La commission des affaires économiques et monétaires du Parlement européen a donné, le 23 juin, son feu vert au trilogue entre les négociateurs du Conseil, du Parlement et de la Commission européenne, qui fixera les contours définitifs du projet d’euro numérique. La Banque centrale européenne (BCE) y travaille depuis sept ans déjà et devra expérimenter une phase pilote avant l’émission prévue au mieux pour 2029. Mais le texte final, lui, se joue maintenant. Les négociations qui s’ouvrent vont décider si l’euro numérique sera véritablement calibré pour défendre la souveraineté de nos paiements et le service public de la monnaie ou s’il servira juste à cocher la case « monnaie numérique de banque centrale » (MNBC) sans rien défendre du tout.

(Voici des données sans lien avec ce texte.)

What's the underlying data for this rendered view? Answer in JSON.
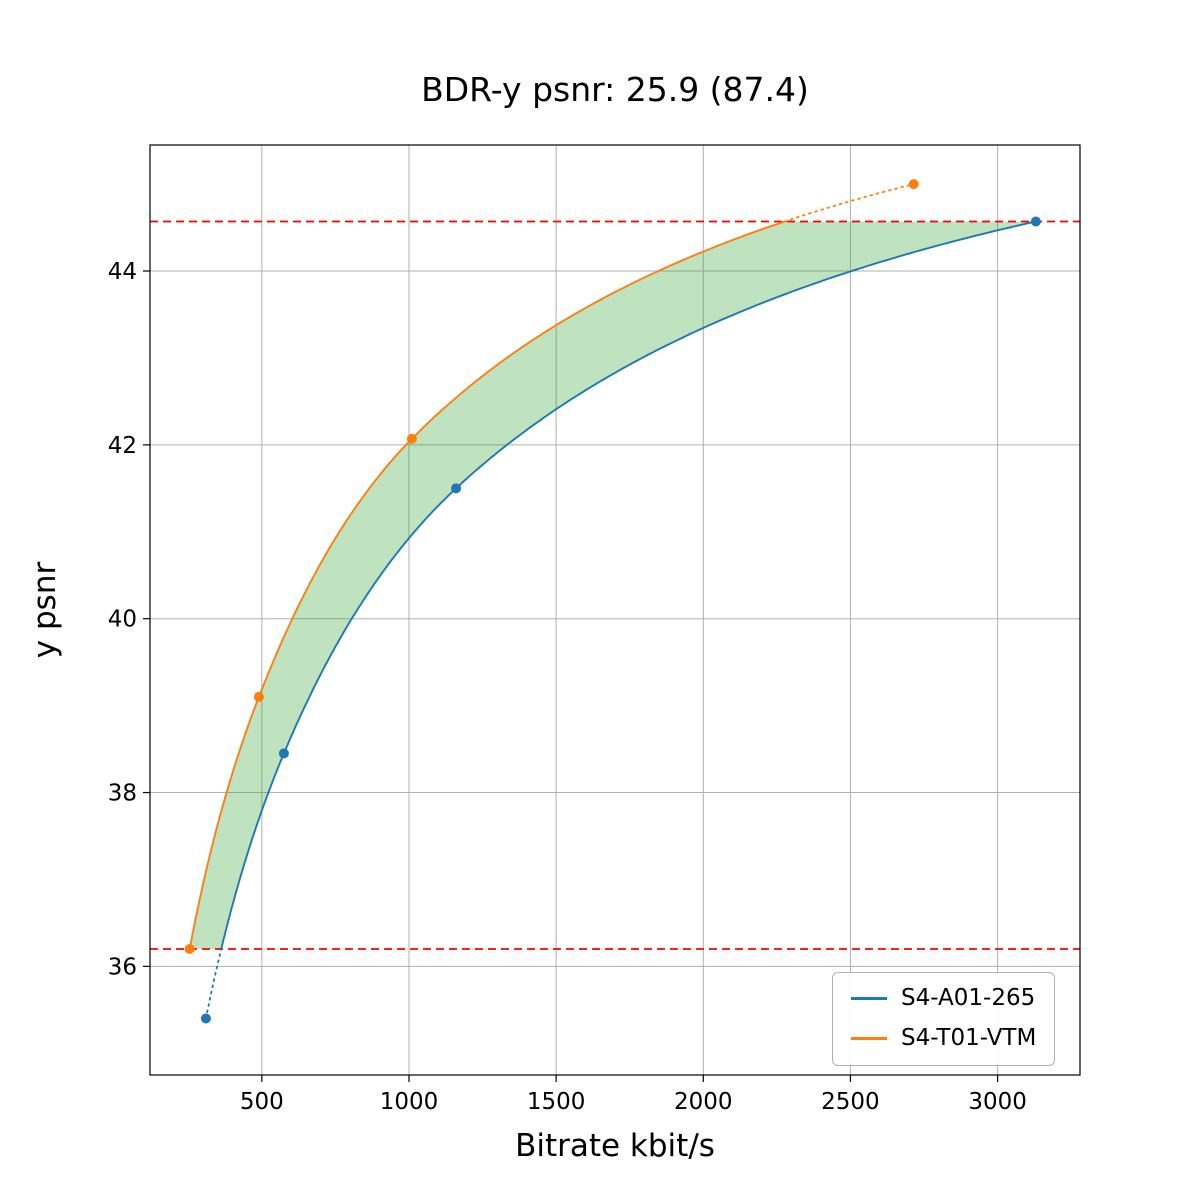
{
  "chart_data": {
    "type": "line",
    "title": "BDR-y psnr: 25.9 (87.4)",
    "xlabel": "Bitrate kbit/s",
    "ylabel": "y psnr",
    "xlim": [
      120,
      3280
    ],
    "ylim": [
      34.75,
      45.45
    ],
    "x_ticks": [
      500,
      1000,
      1500,
      2000,
      2500,
      3000
    ],
    "y_ticks": [
      36,
      38,
      40,
      42,
      44
    ],
    "grid": true,
    "grid_color": "#b0b0b0",
    "legend_position": "lower right",
    "series": [
      {
        "name": "S4-A01-265",
        "color": "#1f77b4",
        "points": [
          [
            310,
            35.4
          ],
          [
            575,
            38.45
          ],
          [
            1160,
            41.5
          ],
          [
            3130,
            44.57
          ]
        ]
      },
      {
        "name": "S4-T01-VTM",
        "color": "#ff7f0e",
        "points": [
          [
            255,
            36.2
          ],
          [
            490,
            39.1
          ],
          [
            1010,
            42.07
          ],
          [
            2715,
            45.0
          ]
        ]
      }
    ],
    "overlap_band": {
      "y_low": 36.2,
      "y_high": 44.57,
      "line_color": "#ff0000",
      "line_style": "dashed"
    },
    "shaded_region": {
      "fill_color": "#2ca02c",
      "fill_alpha": 0.3
    }
  }
}
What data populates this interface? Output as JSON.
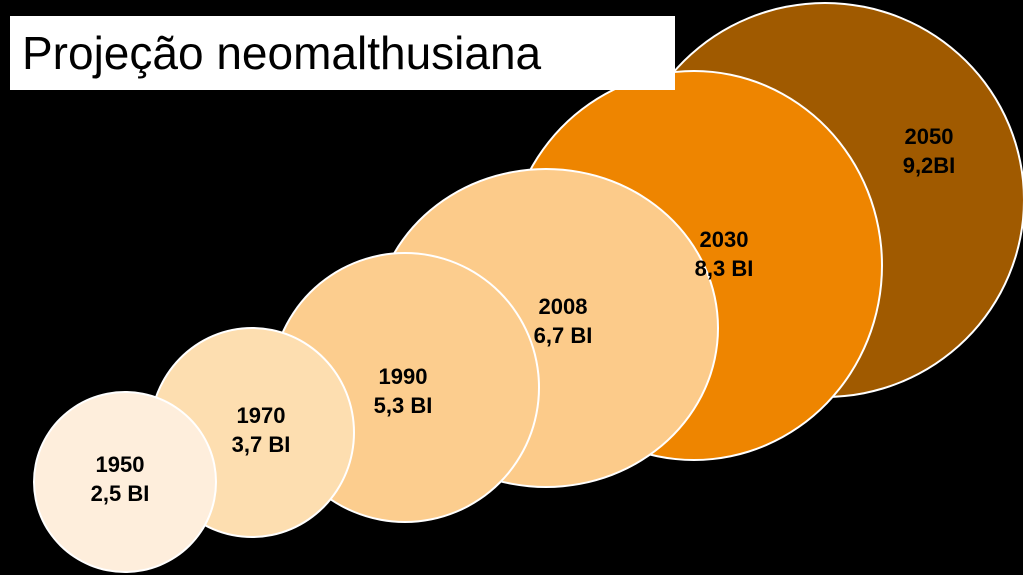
{
  "title": "Projeção neomalthusiana",
  "bubbles": [
    {
      "year": "1950",
      "population": "2,5 BI",
      "color": "#FEEEDC"
    },
    {
      "year": "1970",
      "population": "3,7 BI",
      "color": "#FDDEB0"
    },
    {
      "year": "1990",
      "population": "5,3 BI",
      "color": "#FCCD8E"
    },
    {
      "year": "2008",
      "population": "6,7 BI",
      "color": "#FCCB8A"
    },
    {
      "year": "2030",
      "population": "8,3 BI",
      "color": "#EE8500"
    },
    {
      "year": "2050",
      "population": "9,2BI",
      "color": "#A05A00"
    }
  ]
}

Le projet s’est heurté à une double résistance. D’une part, celle des banques, qui craignaient que leurs clients vident leurs comptes de dépôts pour détenir des euros numériques, plus sûrs et moins coûteux. Elles y perdraient une ressource stable, qui leur rapporte bien plus qu’elle ne coûte (d’autant qu’elles ne rémunèrent pas les dépôts). Leur lobbying a pointé le risque pour la stabilité du secteur et le financement de l’économie, mais ce sont leurs profits qu’elles défendent.
D’autre part, les coups de boutoir sont aussi venus du secteur des cryptos, car la MNBC est à l’antithèse de leur vision d’une monnaie de pair à pair fonctionnant sans Etat, sans banque centrale. De là est venue beaucoup de désinformation : l’euro numérique organiserait la fin du cash ou serait Big Brother traçant chacun de nos paiements, alors même que la proposition de règlement interdit à la BCE d’accéder aux données de transaction et impose une fonctionnalité hors ligne offrant un anonymat comparable aux espèces.
Deux principales raisons rendent l’euro numérique absolument nécessaire : la perte de souveraineté dans nos actes de paiement et la privatisation galopante de la monnaie. Sept paiements électroniques sur dix en Europe transitent par Visa ou Mastercard, deux entreprises américaines. Nous n’avons pas de moyen de paiement électronique paneuropéen : les initiatives privées sont soit embryonnaires, comme Wero, soit comme Swish, en Suède, bien installée mais nationale et hors zone euro.